I’m going to be late for the meeting. I’ll have to hand this old gent over to a colleague, but there’s never anyone about when you need them. I start leading him over to the customer services desk when something catches my eye over by the main doors. I can see Gary Bright, the area finance director, down on all fours. He looks like he’s being sick. Is he choking? His laptop’s on the floor and there are confidential papers blowing all over the place. I look for Jenny Clarke who’s the duty first aid officer but Christ, someone else is down now. A woman just to the left of me has collapsed against the customer service desk. Bloody hell, she looks like she’s suffocating. She’s clawing at her neck and her face is bright red, eyes bulging.

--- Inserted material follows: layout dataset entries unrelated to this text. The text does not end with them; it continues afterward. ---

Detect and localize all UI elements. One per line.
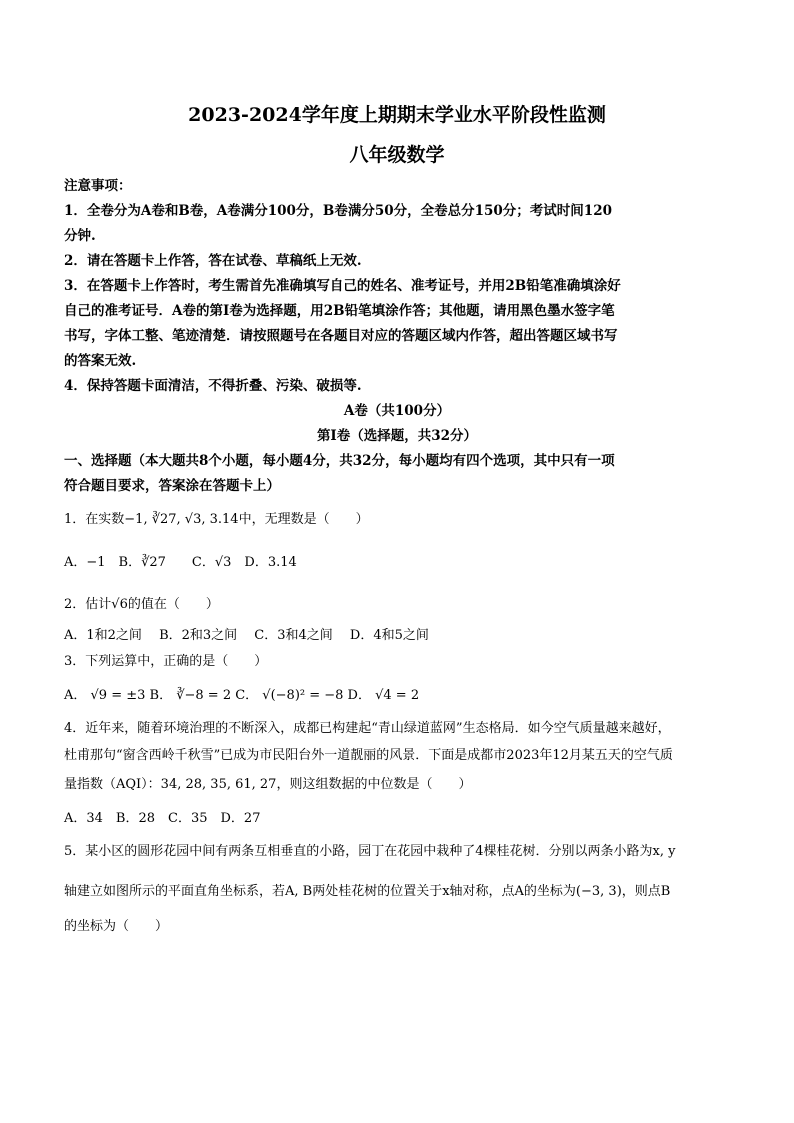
notice-line: 分钟. [64,228,96,244]
exam-title: 2023-2024学年度上期期末学业水平阶段性监测 [188,104,606,126]
q2-suffix: 的值在（ ） [127,597,219,612]
notice-line: 1．全卷分为A卷和B卷，A卷满分100分，B卷满分50分，全卷总分150分；考试时间120 [64,203,612,219]
q5-line: 轴建立如图所示的平面直角坐标系，若A, B两处桂花树的位置关于x轴对称，点A的坐标为(−3, 3)，则点B [64,884,671,899]
section-instructions: 一、选择题（本大题共8个小题，每小题4分，共32分，每小题均有四个选项，其中只有一项 [64,453,615,469]
q4-line: 量指数（AQI）：34, 28, 35, 61, 27，则这组数据的中位数是（ ） [64,777,472,792]
notice-line: 的答案无效. [64,353,137,369]
notice-line: 3．在答题卡上作答时，考生需首先准确填写自己的姓名、准考证号，并用2B铅笔准确填涂好 [64,278,621,294]
q1-suffix: 中，无理数是（ ） [238,512,369,527]
q4-line: 4．近年来，随着环境治理的不断深入，成都已构建起“青山绿道蓝网”生态格局．如今空气质量越来越好， [64,721,671,736]
section-instructions: 符合题目要求，答案涂在答题卡上） [64,478,280,494]
notice-line: 4．保持答题卡面清洁，不得折叠、污染、破损等. [64,378,362,394]
section-a-title: A卷（共100分） [343,403,451,419]
q2-options: A．1和2之间 B．2和3之间 C．3和4之间 D．4和5之间 [64,628,429,643]
q4-options: A．34 B．28 C．35 D．27 [64,811,261,826]
question-1 [64,508,369,527]
notice-heading: 注意事项： [64,178,132,194]
q5-line: 的坐标为（ ） [64,919,169,934]
notice-line: 自己的准考证号．A卷的第Ⅰ卷为选择题，用2B铅笔填涂作答；其他题，请用黑色墨水签字笔 [64,303,615,319]
q4-line: 杜甫那句“窗含西岭千秋雪”已成为市民阳台外一道靓丽的风景．下面是成都市2023年12月某五天的空气质 [64,748,673,763]
exam-subtitle: 八年级数学 [349,144,445,166]
q1-options: A．−1 B．∛27 C．√3 D．3.14 [64,555,297,570]
notice-line: 2．请在答题卡上作答，答在试卷、草稿纸上无效. [64,253,362,269]
q1-prefix: 1．在实数 [64,512,125,527]
q2-prefix: 2．估计 [64,597,112,612]
q2-expr: √6 [111,597,128,612]
question-2 [64,593,219,612]
q5-line: 5．某小区的圆形花园中间有两条互相垂直的小路，园丁在花园中栽种了4棵桂花树．分别以两条小路为x, y [64,844,676,859]
part1-title: 第Ⅰ卷（选择题，共32分） [316,428,478,444]
q3-stem: 3．下列运算中，正确的是（ ） [64,654,268,669]
notice-line: 书写，字体工整、笔迹清楚．请按照题号在各题目对应的答题区域内作答，超出答题区域书写 [64,328,618,344]
q1-numbers: −1, ∛27, √3, 3.14 [124,512,239,527]
q3-options: A． √9 = ±3 B． ∛−8 = 2 C． √(−8)² = −8 D． √4 = 2 [64,688,420,703]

Shit, Shirley Peters from sportswear is on the floor at the bottom of the escalator now. Her skirt’s caught in the mechanism. She looks as if she’s just—

Oh God, what’s that?

I can feel something at the back of my throat, like I’ve got something trapped. I try to clear it but I can hardly swallow and the more I cough, the worse it gets. Something’s scratching the back and sides of my throat and I can’t clear it. I need to get some water. It’s still there. It won’t go. Stronger now, getting worse. Christ, it feels like someone’s got their hand around my neck.

Need to get help. Jesus it hurts.

It’s stinging and burning. Bloody hell, I can’t swallow. I can’t breathe.

Calm down. Calm down. Calm down.

Oh fuck, I can taste blood in my mouth.

Just don’t panic. Slow down. Try and breathe. Try and—

Amy Steadman by Craig Paton

Starved of oxygen, Amy fell back into a rail of designer dresses, pulling half the display down on top of her. She gagged and retched as blood dribbled down the inside of her inflamed throat. Unable to focus, she was momentarily aware of frantic, terrified movement all around her.

She clawed at her neck and began to thrash about as the remaining oxygen in her blood stream rapidly disappeared. Already numb, she felt no pain when the back of her head thumped against the hard marble floor.

Her mouth and chin now covered with blood, Amy tried to stand but couldn’t. The world became dark and the screams around her became muffled, then fell silent.

Less than a minute after infection, Amy Steadman was dead.